China Offshore goes deeper than ever in Mexico. The oil company will drill its first exploratory well in Mexico located in the Plegado Perdido belt in ultra-deep waters (El Economista – Spanish). China Offshore Corporation will invest US$91.6m, after the deadline for the activities ran out due to the COVID-19 crisis.


Quintana Roo will have a combined-cycle plant. Trying to attract investments, the state government announced the construction of a combined-cycle plant with 731MW capacity to satisfy power demand growth (El Economista – Spanish). The plant will use the natural gas brought to the peninsula by the Cuxtal 1 pipeline.


Mexico continues fighting fuel thieves. Mexican authorities confiscated a vessel in Veracruz and a warehouse in Tabasco with storage tanks and trucks used by criminal groups to steal, transport, and store hydrocarbons (Reuters – English). According to Pemex, an estimated MXN106bn has been saved since December 2018.


Puebla plans a second solar park. Dalia Solar plans to build a solar plant in Tepeyahualco, Puebla, with an investment of MXN1.8bn, if the company obtains the environmental impact permit (El Economista – Spanish). The plant will have a 150MW capacity and could be working for 42 years.

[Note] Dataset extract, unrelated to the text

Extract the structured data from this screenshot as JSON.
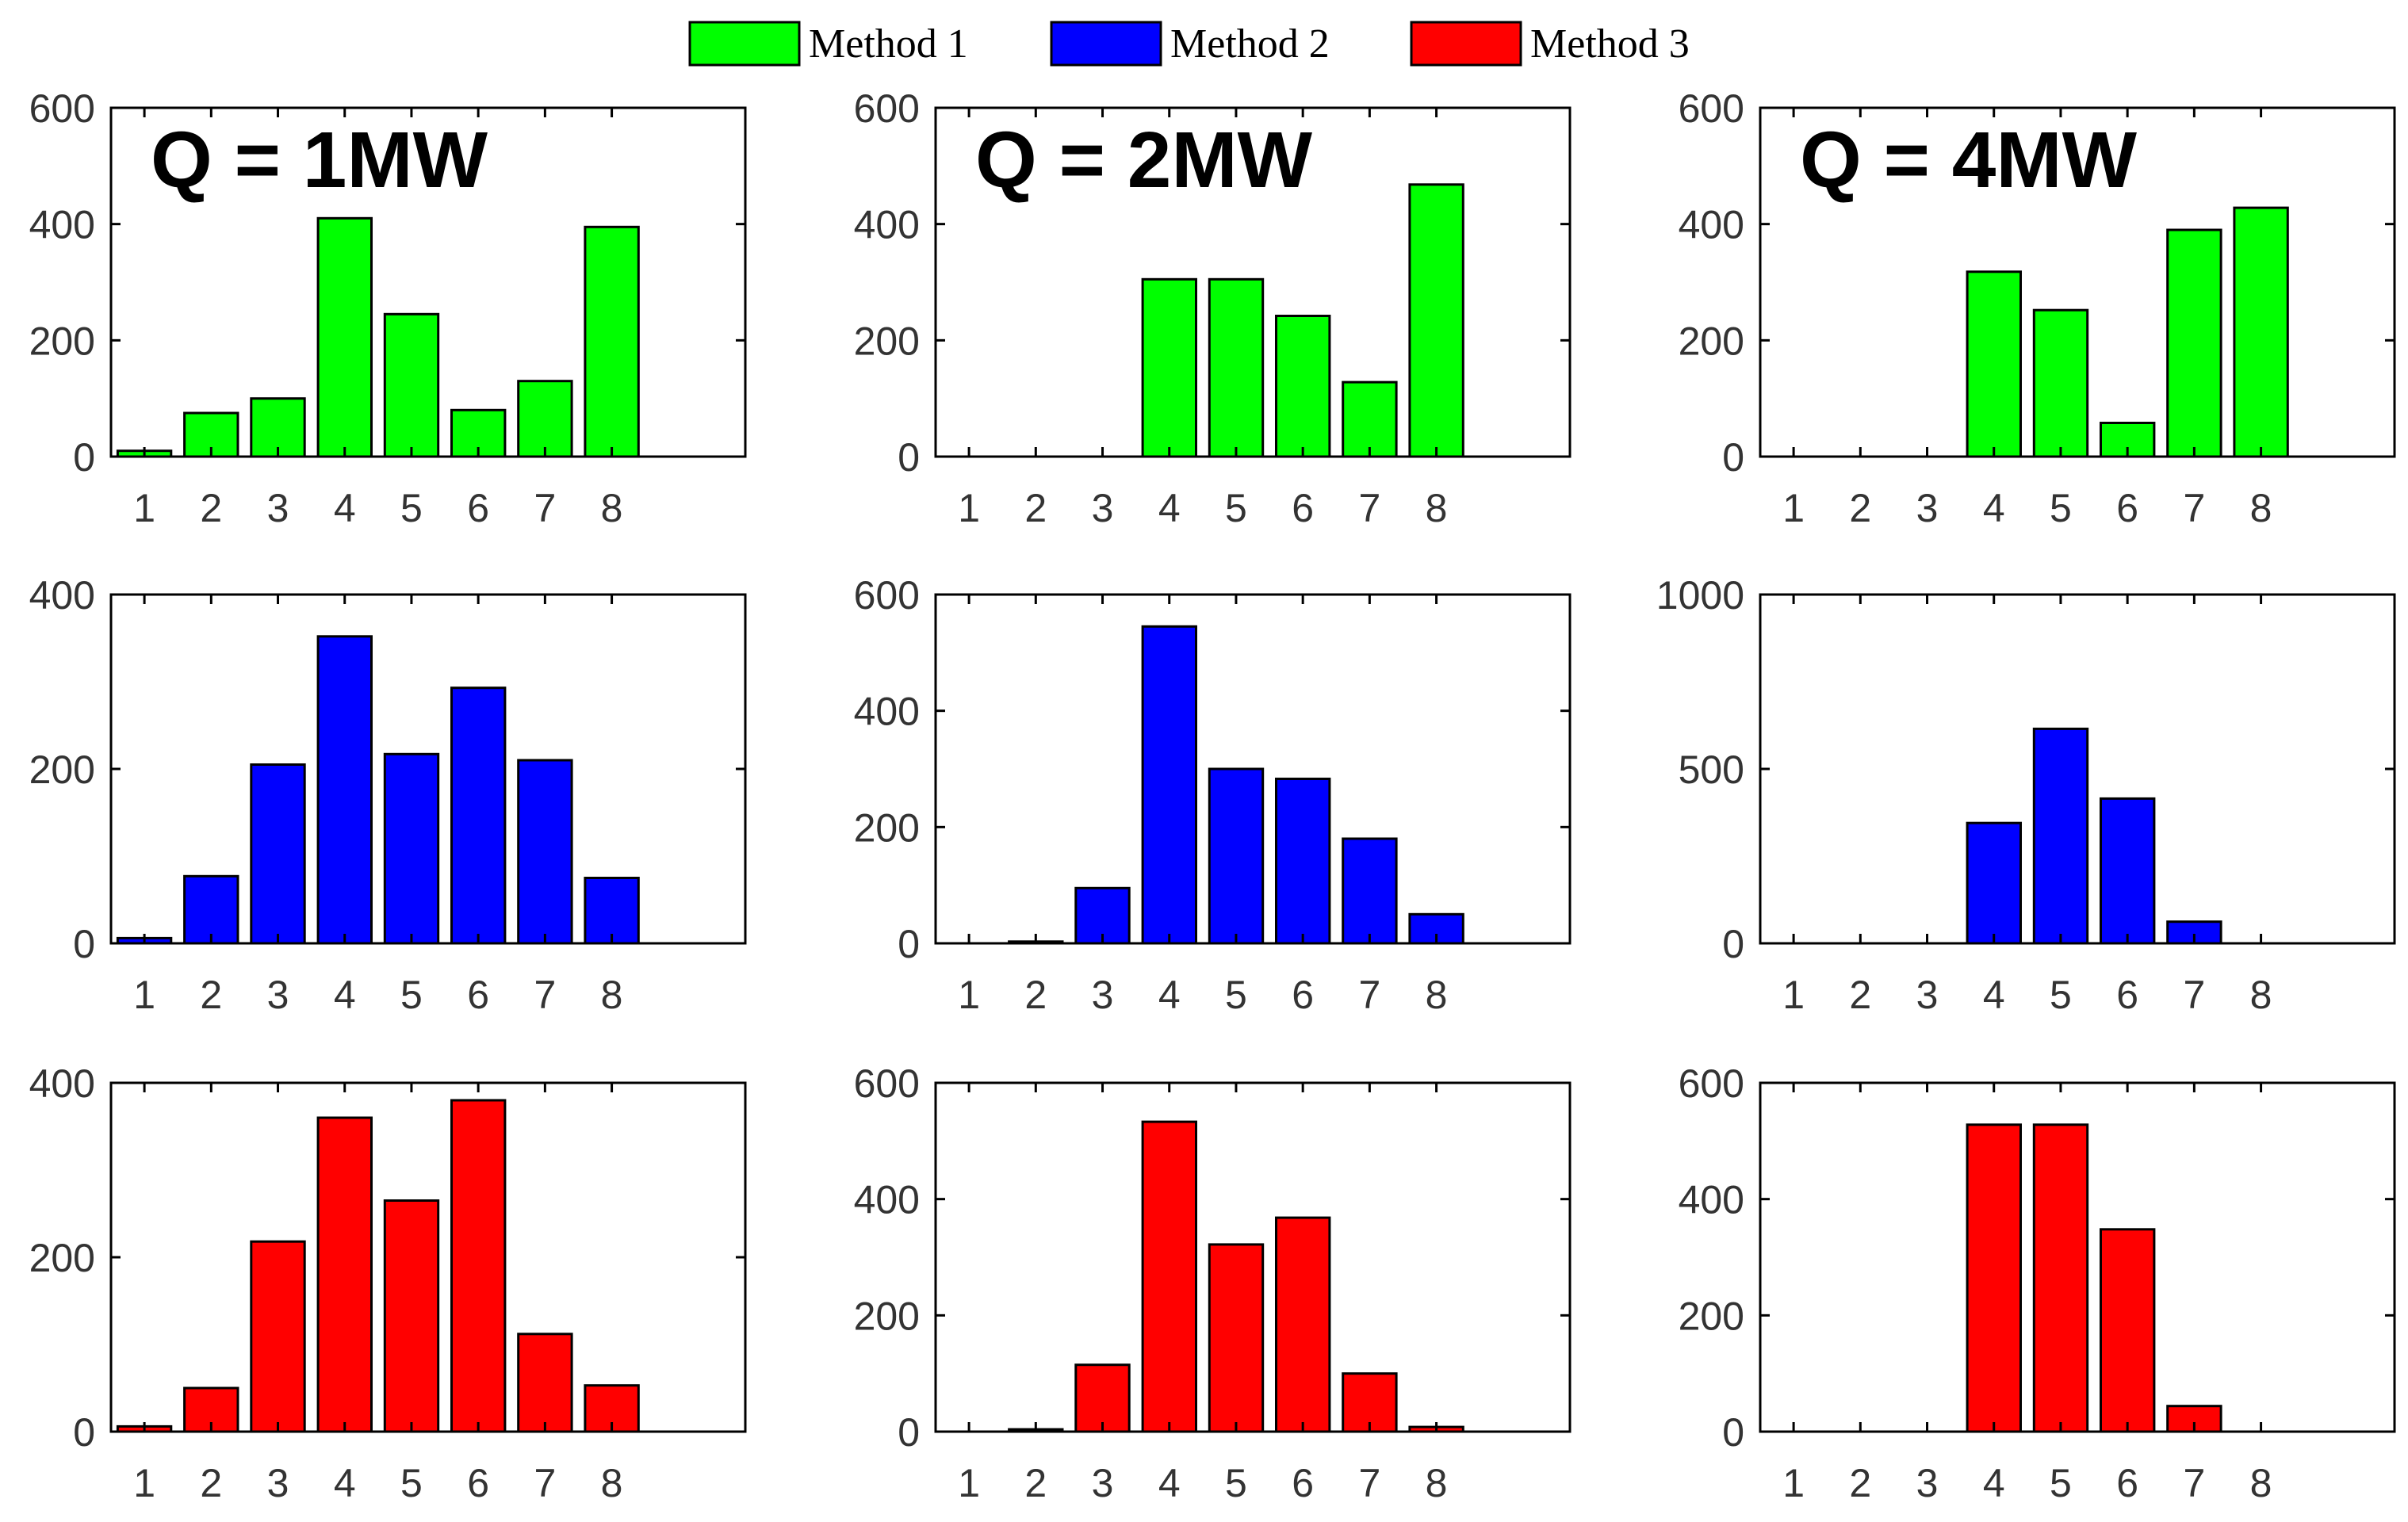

KBR said goodbye to Dos Bocas. The US company left the second phase of the Dos Bocas project as costs have doubled from what they expected during contractings (Forbes – Spanish). The company was in charge of building the fourth and sixth subtasks of the refinery project.



Old School Social Goes Viral


(Editor’s note: For the duration of the COVID-19 outbreak, this section will refocus on announcements of event delays or cancellations, events that are moved online, and scheduled webinars and public conference calls. Stay safe!)



The 2nd Edition of The Madrid Energy Virtual Conference will be held September 28-October 2.


MIREC Week has been postponed from June 2-4 to October 8-10 at Centro Citibanamex.


Solar Power Mexico was postponed from March 24-26 to November 18-20 at Centro Citibanamex.


The Mexican Energy Forum is rescheduled for November 17-18 in Mexico City.


2nd Edition of Shallow and Deepwater Mexico was postponed to February 16-18, 2021, at Ciudad del Carmen, Campeche.


Mexico Assembly is rescheduled for May 26-27, 2021, at Hyatt Regency, in Mexico City.


The Mexican Petroleum Congress is rescheduled for June 23-26, 2021, in Monterrey.



Lateral Thinking


AMLO works hard against GM crops. The Mexican government is stopping research on genetically modified (GM) crops, affecting farmers and producers and blocking their access to agricultural tools needed to address climate change effects, such as heat and drought, and satisfy the growing domestic demand for maize (Genetic Literacy Project – English).



Quote of the Week


“Hay veces en que el mar tiñe sus olas;

Con tintas imposibles de copiar;

Parece que la luz enamorada;

Seduce y acaricia, Medrosa, su imponente majestad.”


“There are times in which the sea colors its waves

With inks impossible to mimic;

It seems that the loving light;

Seduces and caresses, fearful, its magnificent majesty.”



– José Tomás de Cuellar (1830-1894), Mexican writer, journalist, and politician.